Data presentation involves the systematic arrangement and visual representation of statistical information to reveal patterns, trends, and distributions. By selecting appropriate graphical tools like histograms, box plots, and cumulative frequency graphs, researchers can effectively communicate complex datasets and facilitate the calculation of key statistical measures such as the median and interquartile range.

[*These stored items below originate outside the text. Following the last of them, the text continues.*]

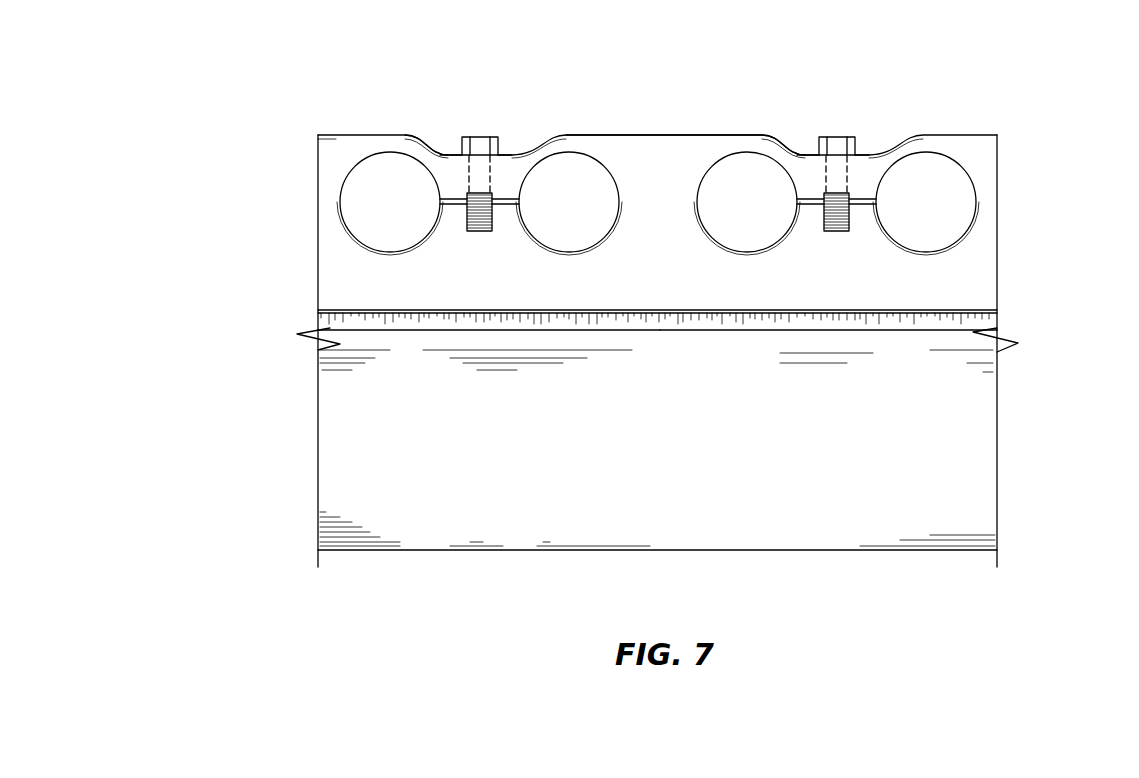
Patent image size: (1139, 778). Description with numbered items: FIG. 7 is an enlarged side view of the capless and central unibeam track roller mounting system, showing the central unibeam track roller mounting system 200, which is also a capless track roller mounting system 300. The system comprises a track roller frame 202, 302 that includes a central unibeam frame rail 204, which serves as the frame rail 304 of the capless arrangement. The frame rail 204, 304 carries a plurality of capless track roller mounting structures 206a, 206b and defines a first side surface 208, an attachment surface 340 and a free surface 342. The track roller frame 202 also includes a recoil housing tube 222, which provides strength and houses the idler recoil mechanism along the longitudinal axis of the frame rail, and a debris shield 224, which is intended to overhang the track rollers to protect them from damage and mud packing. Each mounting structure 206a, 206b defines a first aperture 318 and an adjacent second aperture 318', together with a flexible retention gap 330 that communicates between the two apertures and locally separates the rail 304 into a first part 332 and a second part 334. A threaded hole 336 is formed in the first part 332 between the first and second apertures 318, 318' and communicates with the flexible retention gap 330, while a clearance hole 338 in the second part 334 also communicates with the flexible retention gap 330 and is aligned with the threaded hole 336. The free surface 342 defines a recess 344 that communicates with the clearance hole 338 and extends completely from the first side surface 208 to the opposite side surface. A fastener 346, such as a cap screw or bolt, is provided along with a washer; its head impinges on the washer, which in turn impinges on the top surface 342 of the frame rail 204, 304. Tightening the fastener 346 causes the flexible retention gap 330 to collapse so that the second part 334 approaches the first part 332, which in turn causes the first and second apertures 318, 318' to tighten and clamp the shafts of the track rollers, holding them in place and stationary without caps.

The central unibeam track roller mounting system 200 is at (342, 91).
The capless track roller mounting system 300 is at (342, 91).
The track roller frame 202 is at (830, 560).
The track roller frame 302 is at (830, 560).
The central unibeam frame rail 204 is at (982, 253).
The frame rail 304 is at (982, 253).
The track roller mounting structure 206a is at (485, 122).
The track roller mounting structure 206b is at (842, 122).
The first side surface 208 is at (680, 240).
The recoil housing tube 222 is at (433, 320).
The debris shield 224 is at (527, 523).
The first aperture 318 is at (568, 222).
The second aperture 318' is at (747, 222).
The flexible retention gap 330 is at (500, 207).
The first part 332 is at (453, 223).
The second part 334 is at (477, 168).
The threaded hole 336 is at (477, 232).
The clearance hole 338 is at (491, 190).
The attachment surface 340 is at (927, 313).
The free surface 342 is at (663, 135).
The recess 344 is at (448, 153).
The fastener 346 is at (463, 140).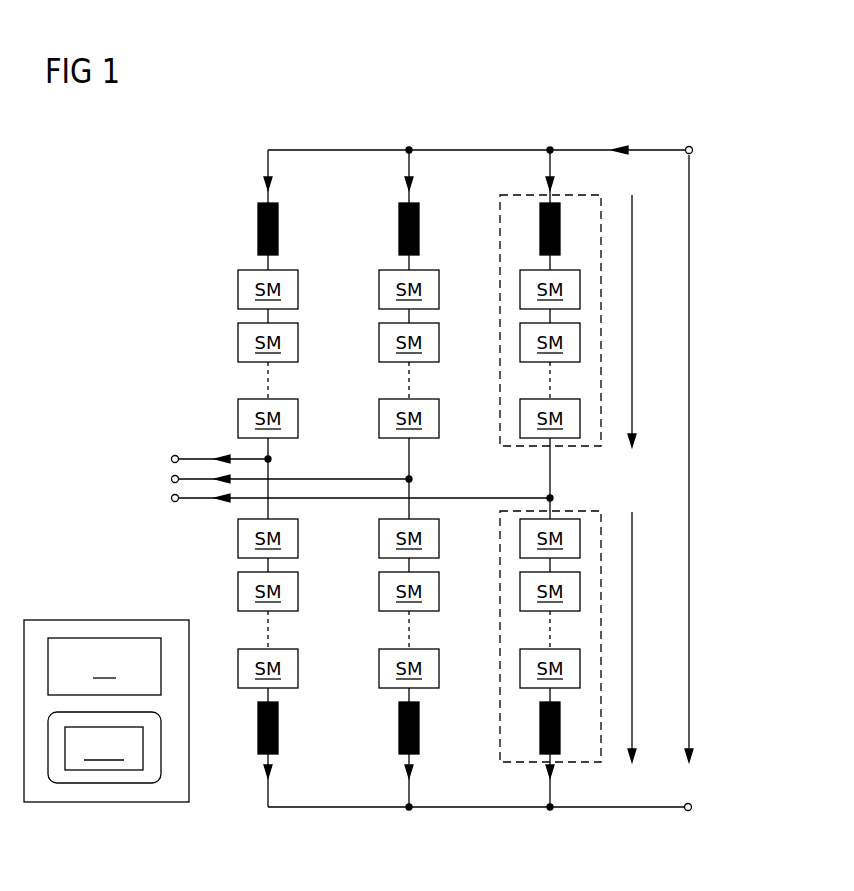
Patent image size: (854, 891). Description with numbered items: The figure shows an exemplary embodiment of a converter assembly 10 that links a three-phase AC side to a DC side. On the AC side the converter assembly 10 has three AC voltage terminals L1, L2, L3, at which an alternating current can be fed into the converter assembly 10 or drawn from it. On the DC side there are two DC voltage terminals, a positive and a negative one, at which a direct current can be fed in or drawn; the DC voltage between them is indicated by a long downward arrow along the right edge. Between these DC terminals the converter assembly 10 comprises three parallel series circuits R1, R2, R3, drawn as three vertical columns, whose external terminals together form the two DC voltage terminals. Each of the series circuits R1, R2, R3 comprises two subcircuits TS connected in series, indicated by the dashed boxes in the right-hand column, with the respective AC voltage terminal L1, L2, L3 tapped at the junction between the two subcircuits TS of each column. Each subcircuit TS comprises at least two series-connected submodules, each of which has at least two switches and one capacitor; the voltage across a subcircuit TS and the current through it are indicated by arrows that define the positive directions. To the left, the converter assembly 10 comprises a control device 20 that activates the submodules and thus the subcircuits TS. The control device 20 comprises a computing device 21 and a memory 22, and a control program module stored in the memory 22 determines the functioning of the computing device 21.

The converter assembly 10 is at (436, 434).
The control device 20 is at (106, 713).
The computing device 21 is at (104, 666).
The memory 22 is at (105, 802).
The series circuit R1 is at (266, 172).
The series circuit R2 is at (407, 172).
The series circuit R3 is at (547, 172).
The subcircuit TS is at (499, 232).
The AC voltage terminal L1 is at (218, 444).
The AC voltage terminal L2 is at (275, 480).
The AC voltage terminal L3 is at (359, 514).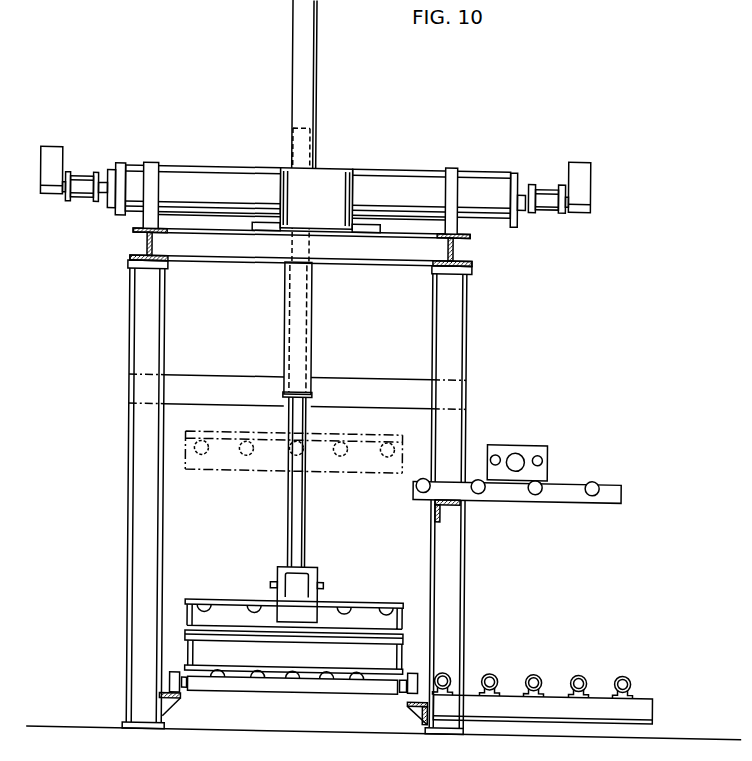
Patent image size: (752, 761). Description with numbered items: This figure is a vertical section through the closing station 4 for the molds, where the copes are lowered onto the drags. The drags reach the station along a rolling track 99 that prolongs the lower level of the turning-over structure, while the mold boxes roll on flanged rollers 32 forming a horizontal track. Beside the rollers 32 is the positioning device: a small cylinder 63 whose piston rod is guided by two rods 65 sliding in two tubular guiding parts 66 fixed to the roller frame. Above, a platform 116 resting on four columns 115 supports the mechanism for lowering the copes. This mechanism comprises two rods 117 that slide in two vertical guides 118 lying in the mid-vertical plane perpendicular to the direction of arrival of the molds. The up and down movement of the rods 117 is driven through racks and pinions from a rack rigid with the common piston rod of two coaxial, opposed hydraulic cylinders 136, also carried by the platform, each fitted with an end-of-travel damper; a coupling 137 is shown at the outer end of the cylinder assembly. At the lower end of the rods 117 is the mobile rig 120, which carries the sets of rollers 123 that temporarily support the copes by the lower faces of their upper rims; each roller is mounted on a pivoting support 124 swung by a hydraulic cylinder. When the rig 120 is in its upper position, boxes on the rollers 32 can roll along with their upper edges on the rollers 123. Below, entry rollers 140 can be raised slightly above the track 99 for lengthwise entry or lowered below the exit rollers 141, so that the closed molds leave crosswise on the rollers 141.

The closing station 4 is at (470, 136).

1. Definition & Core Concepts

Data Presentation is the process of organizing raw data into visual formats that make the information easier to interpret and analyze. It transforms numerical lists into shapes and trends that highlight the distribution's center, spread, and skewness.
Raw Data refers to the original, unordered observations collected from a source, which often require grouping or sorting before they can be effectively displayed.
Continuous vs. Discrete Data: Continuous data can take any value within a range (e.g., height), while discrete data consists of distinct, separate values (e.g., number of pets). The choice of diagram often depends on this distinction.

2. Underlying Principles

A standard box plot diagram showing the minimum, quartiles, median, and maximum values.

3. Methods & Techniques

4. Key Distinctions

Feature	Histogram	Bar Chart
Data Type	Continuous grouped data	Discrete or qualitative data
Gaps	No gaps between bars	Gaps between bars
Y-Axis	Frequency Density	Frequency
Area	Area represents frequency	Height represents frequency

Box Plots vs. Stem-and-Leaf: While both show distribution, a stem-and-leaf diagram preserves every individual raw data point, whereas a box plot summarizes the data into five key statistics, losing the specific values but gaining clarity for comparison.

5. Exam Strategy & Tips

6. Common Pitfalls & Misconceptions

Plotting at Midpoints: A frequent error in cumulative frequency graphs is plotting the frequency at the midpoint of the class. Because cumulative frequency represents data 'up to' a value, it must always be plotted at the upper boundary of the class.
Height vs. Area: Students often incorrectly use frequency as the height for histogram bars even when class widths are unequal. Remember: if the widths vary, you must use frequency density.
Misinterpreting the Median: Adding a new high value to a dataset does not always change the median. If the new value stays on the same side of the existing median, the middle position may shift but the value might remain the same if there are duplicate middle values.